Wife-killer let out to work in gardens
A CONVICTED wife-killer – still serving jail time – has been working in a prime tourist spot.
Kevin Lionel Harmer – hidden from public view for 11 years – was one of six prisoners who spent time landscaping and gardening at the Christchurch Botanic Gardens this week.
The group of Rolleston Prison inmates – understood to include criminals with drug convictions – were part of a team supervised by a Corrections staff member near the central rose garden.
Harmer looked overweight and walked with a limp as he worked with a spade and hammer while edging. Members of the public – schoolchildren, the elderly and young families – strolled nearby.
A source close to the prison has raised concerns about Harmer’s appearance in public – particularly if friends and family of his victim, former schoolteacher Jill Thomas, saw him.
Ross Thomas said he had not been told his sister’s killer was working outside the wire. ‘‘It would be nice to know what’s happening,’’ he said.
Corrections allows groups of low or minimum-security inmates out to work with local and regional councils, communities or businesses.
The department said in a statement that there was no need to tell victims because the offenders were supervised.
Harmer, 59, a former general manager at Selwyn District Council, was convicted in August 2002 of murdering his second wife.
Ms Thomas, who had multiple sclerosis, was found in a burnt-out Land Rover on their Dunsandel farm in October 1999.
Harmer had not long known his current wife, whom he met in Wellington on a business trip. She was a $1600-a-night prostitute.
The couple were married in July 2002, within days of Harmer’s second trial. He maintains his innocence and has unsuccessfully appealed against his conviction. He is not eligible for parole until August 2016.
Corrections southern regional commissioner Ian Bourke declined to talk about Harmer’s work outside the prison gates.
However, he said supervised groups known as ‘‘community work parties’’ allowed prisoners to help the public and ‘‘become productive members of society’’.
They worked without pay in areas such as forestry, horticulture, farming, construction and grounds maintenance.
In Canterbury, there were two groups of up to eight men in the programme. A similar group of up to 10 women worked in the community one day each year.

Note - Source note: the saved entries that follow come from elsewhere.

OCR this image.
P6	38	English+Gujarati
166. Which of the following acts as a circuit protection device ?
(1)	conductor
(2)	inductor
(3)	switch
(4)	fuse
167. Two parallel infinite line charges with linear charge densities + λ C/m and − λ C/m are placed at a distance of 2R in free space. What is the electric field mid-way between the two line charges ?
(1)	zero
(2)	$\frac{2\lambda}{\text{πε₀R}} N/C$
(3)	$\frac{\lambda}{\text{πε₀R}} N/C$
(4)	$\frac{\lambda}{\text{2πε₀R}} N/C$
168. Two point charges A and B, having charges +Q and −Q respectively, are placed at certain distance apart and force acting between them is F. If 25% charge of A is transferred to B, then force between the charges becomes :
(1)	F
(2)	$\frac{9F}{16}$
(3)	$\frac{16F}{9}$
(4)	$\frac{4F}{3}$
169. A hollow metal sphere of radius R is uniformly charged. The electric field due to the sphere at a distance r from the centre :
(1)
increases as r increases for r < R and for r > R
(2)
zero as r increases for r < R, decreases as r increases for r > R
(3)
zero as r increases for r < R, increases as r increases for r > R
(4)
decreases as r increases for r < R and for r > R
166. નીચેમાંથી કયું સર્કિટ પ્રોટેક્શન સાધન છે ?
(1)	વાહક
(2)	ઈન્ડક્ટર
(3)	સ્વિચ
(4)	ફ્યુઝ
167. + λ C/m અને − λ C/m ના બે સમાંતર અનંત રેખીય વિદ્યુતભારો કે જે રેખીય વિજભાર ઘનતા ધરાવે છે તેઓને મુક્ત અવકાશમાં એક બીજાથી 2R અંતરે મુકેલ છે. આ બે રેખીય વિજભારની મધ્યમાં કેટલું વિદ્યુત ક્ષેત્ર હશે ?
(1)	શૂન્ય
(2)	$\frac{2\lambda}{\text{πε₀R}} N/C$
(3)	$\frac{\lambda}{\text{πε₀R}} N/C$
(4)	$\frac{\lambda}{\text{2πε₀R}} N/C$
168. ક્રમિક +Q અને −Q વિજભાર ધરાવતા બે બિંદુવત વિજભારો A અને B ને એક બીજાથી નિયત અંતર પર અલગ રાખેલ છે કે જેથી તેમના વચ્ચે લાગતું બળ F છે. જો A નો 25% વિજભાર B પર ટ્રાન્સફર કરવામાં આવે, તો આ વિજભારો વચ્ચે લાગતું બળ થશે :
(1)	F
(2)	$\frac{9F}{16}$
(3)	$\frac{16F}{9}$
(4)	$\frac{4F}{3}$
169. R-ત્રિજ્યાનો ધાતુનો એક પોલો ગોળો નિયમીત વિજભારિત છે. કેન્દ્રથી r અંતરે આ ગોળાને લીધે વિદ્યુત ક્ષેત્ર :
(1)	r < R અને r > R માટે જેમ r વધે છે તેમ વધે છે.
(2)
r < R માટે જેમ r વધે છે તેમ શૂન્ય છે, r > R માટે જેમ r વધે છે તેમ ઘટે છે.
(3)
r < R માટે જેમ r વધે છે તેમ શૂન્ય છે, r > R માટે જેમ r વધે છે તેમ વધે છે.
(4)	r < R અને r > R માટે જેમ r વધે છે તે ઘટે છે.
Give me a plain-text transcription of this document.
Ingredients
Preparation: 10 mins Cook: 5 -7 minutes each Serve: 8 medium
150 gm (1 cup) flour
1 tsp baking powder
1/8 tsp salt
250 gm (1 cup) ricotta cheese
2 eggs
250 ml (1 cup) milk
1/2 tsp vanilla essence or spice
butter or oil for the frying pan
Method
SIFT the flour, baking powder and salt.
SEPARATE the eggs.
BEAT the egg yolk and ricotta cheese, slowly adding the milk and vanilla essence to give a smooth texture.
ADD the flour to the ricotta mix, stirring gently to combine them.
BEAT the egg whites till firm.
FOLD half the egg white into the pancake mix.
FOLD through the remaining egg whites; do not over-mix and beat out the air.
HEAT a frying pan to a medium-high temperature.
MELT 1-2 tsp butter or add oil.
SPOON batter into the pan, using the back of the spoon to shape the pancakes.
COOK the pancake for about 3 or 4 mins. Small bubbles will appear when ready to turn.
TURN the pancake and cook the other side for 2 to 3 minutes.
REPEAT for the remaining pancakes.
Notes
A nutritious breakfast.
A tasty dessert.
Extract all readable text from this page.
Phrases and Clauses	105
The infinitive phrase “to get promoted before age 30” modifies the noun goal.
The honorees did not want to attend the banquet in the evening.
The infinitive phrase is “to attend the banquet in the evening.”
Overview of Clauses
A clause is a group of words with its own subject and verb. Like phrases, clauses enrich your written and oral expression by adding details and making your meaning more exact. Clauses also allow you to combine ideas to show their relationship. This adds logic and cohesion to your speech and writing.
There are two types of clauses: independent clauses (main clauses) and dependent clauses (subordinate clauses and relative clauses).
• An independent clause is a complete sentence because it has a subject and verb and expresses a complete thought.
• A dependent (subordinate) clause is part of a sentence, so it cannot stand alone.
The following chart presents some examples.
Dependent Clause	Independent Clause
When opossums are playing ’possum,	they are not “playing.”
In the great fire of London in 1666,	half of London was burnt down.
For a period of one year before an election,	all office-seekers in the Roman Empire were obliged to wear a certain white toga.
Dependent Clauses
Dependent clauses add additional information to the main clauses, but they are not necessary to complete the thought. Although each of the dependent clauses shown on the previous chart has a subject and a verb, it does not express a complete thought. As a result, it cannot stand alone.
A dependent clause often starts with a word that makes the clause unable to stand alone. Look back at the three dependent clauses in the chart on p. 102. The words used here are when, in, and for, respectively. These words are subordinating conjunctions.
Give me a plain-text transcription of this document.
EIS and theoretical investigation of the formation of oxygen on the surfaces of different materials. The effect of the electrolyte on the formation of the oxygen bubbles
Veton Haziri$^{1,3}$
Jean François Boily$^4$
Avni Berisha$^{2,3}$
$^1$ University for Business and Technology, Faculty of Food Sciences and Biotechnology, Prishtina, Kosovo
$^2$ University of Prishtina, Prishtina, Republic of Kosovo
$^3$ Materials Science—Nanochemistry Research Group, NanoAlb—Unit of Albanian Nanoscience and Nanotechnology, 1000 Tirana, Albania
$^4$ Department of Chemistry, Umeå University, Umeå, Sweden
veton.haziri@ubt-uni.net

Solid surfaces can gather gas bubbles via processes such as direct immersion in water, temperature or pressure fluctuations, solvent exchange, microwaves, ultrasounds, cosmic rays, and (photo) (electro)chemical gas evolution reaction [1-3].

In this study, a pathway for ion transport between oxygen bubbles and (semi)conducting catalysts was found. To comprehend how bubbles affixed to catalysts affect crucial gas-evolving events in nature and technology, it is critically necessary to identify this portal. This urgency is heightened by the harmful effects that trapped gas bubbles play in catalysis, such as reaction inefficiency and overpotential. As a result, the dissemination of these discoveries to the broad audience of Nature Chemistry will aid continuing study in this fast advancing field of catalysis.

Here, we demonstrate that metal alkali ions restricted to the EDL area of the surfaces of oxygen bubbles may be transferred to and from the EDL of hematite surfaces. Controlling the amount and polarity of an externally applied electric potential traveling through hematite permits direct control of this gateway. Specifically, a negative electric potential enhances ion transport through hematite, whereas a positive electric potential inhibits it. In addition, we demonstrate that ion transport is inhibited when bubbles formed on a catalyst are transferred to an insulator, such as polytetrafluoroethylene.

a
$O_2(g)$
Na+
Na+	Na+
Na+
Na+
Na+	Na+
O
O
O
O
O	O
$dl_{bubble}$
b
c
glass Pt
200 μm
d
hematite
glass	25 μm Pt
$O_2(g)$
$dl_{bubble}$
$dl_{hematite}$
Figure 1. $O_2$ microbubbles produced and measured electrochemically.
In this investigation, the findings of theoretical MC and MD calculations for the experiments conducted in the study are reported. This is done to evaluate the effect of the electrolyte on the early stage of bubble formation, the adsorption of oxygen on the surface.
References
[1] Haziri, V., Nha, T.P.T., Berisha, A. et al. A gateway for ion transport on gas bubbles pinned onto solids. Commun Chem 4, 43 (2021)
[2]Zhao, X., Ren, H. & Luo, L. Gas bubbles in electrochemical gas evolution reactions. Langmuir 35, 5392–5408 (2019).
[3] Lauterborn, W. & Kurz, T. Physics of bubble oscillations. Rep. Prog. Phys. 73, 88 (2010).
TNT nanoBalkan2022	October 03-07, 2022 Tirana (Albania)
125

Recently, the men had helped clean up two golf courses in Selwyn after more than a thousand trees were felled by strong winds, Mr Bourke said.
At the Botanic Gardens, they had pruned roses, painted park chairs and helped keep the park tidy.
Harmer’s current wife, 35, who has name suppression, said he was innocent and the couple would continue to fight to clear his name, but would not say how.
‘‘He hasn’t got a murdering bone in his body. He’s one of the most passive people I’ve ever known.’’
She often visited her
and
contributing
husband
in prison. He told her that the work outside the prison ‘‘keeps him sane’’.
Harmer was first allowed out to do supervised work earlier this year, she said. ‘‘He was a farmer so of course he enjoys getting out of the prison. He doesn’t like being locked up.’’
Harmer was a champion Canterbury sheep farmer and considered a model citizen by many who knew him.
Police initially accepted the fire that killed Ms Thomas was a tragic accident.
But, eventually, they came to think that Harmer had killed her so he could have a relationship with a prostitute without risking losing the farm in a division of marriage property.
He was charged with murder after evidence was looked at by an overseas expert. At trial, the Crown alleged Harmer killed his wife either by incineration when she was unconscious, or by killing her first and burning her body.